Arco Lisboa

ARCO Lisboa - James Collins and Kemar Keanu Wynter

Opening Section

25- 28th May 2023

Encounter is pleased to present a dual exhibition of new works by James Collins and Kemar Keanu Wynter at ARCO Lisboa 2023.

James Collins (1992) graduated with BA (Hons) from Wimbledon College of Art, London, in 2015 and Master of Arts (MA) from Royal College of Art, London, in 2017. Recent solo and dual exhibitions include ‘James Collins’ Encounter, Lisbon (upcoming 2023), ‘Occultation’ CAR Gallery, Bologne (2021), ‘14’ PM/AM, London (2021), ‘Penumbra’ Claas Reiss, London (2021). Selected group exhibitions include ‘The Reason For Painting’ Mead Gallery, Warwick Arts Centre, United Kingdom (2023), ‘Here and Long Ago’  Gerhard Hofland, Amsterdam (2023), ‘Alte Freunde, neue Freunde’ Claas Reiss, London (2021) ‘Hideaway’ Monti8, Latina (Italy), ‘Abstract with Figure’ at James Fuentes, New York (2020), ‘Lost & Found’ at Rod Barton in London (2017), ‘Duo’ at Galleri Jacob Bjørn in Aarhus, Denmark (2018) Collins was included in the Bloomberg New Contemporaries in 2015 and the John Moore Painting Prize in 2016. Collins work included in the Simmons and Simmons Collection and can be found in important private collections in UK, Europe, America, Canada and New Zealand.

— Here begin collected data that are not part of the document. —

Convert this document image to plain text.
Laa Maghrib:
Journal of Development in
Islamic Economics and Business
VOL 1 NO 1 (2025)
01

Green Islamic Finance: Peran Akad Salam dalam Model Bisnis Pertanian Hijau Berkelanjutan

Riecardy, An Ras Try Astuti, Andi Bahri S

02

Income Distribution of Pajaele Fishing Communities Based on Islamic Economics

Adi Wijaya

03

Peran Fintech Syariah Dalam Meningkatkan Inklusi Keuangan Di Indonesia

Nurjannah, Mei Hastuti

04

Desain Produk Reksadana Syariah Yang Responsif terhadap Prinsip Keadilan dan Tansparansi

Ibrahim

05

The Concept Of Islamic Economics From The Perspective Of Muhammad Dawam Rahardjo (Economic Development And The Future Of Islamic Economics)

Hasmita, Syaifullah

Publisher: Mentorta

“I’m interested in the alchemy of paint. The colours I use have particular properties that I try to utilise within the work. One type of paint can be used to bring forward one part of the painting; a deeper colour can add an internal space for the painting to sink into. Deciding which colour goes where is something born out of trying to understand what that particular colour can offer the painting.’’ (James Collins).

Kemar Keanu Wynter (b. Brooklyn, NY) holds a BFA from the SUNY Purchase School of Art and Design. Drawing upon his years of Friday nights cooking in familial kitchens and a nourished upbringing along the bakery and jerk shop-lined cross-streets of Crown Heights, Kemar Keanu Wynter’s abstract works are a generous stew of language and pigment. Layers of luscious, gestural strokes draw the viewer into fields of color which frequently operate with coded references to his histories; one, storied and generations-long in the Antilles and another budding and burgeoning in the Five Boroughs. The presentation focusses on an interconnected body of watercolours created during Wynter’s studio residencies at the ARos Kunstmuseum in Aarhus, Denmark and the Art Quarter Budapest in Budafok. The works, which are each accompanied by a piece of poetic prose, are haptic recollections of specific sensory moments and map the artist’s experiences of travelling around Europe over a period of three months. In each work, Wynter pushes the boundaries of abstract composition, accentuating and blurring, constructing and erasing, contrasting and blending. In this manner, layered processes of remembering become material form. Reminiscences are enabled through subtle slippages of line, overlapping spills of paint and an energetic language of coded marks.

Recent solo exhibitions include; ‘Heralds’ Klaus von Nichtssagend Gallery, New York (2023), ‘Digest’ Encounter, Lisbon (2023), ‘Pairings’ Klaus von Nichtssagend Gallery, New York (2021), ‘Portions’ Tiger Strikes Asteroid, New York (2021). He has exhibited in several recent group shows including ‘Death of Beauty’ Sargents Daughters, Los Angeles (2023), ‘Notes on Ecstatic Unity’ OTP Gallery, Copenhagen, Denmark (2021), ‘Faraway Nearby’ North Loop Gallery, Massachusetts (2021), ‘Friends and Family’, Magenta Plains, New York (2021), ‘Shining in the Low Tide’ Unclebrother, Hancock, New York (2021) and ‘I Saw it Hang Down There’ Bode Projects, Berlin (2021). Wynter has been an artist-in-residence at The Macedonia Institute, Anderson Ranch Centre, Ox-Bow School of Art, the ARoS Kunstmuseum in Aarhus, Denmark and AQB in Budapest, Hungary (both facilitated by Flux Factory, New York). His work is held in the collection of the Art Galleries at Black Studies at the University of Texas, Austin as well as important private collections internationally. His paintings have also recently been featured in Artforum, The Brooklyn Rail and The New York Times.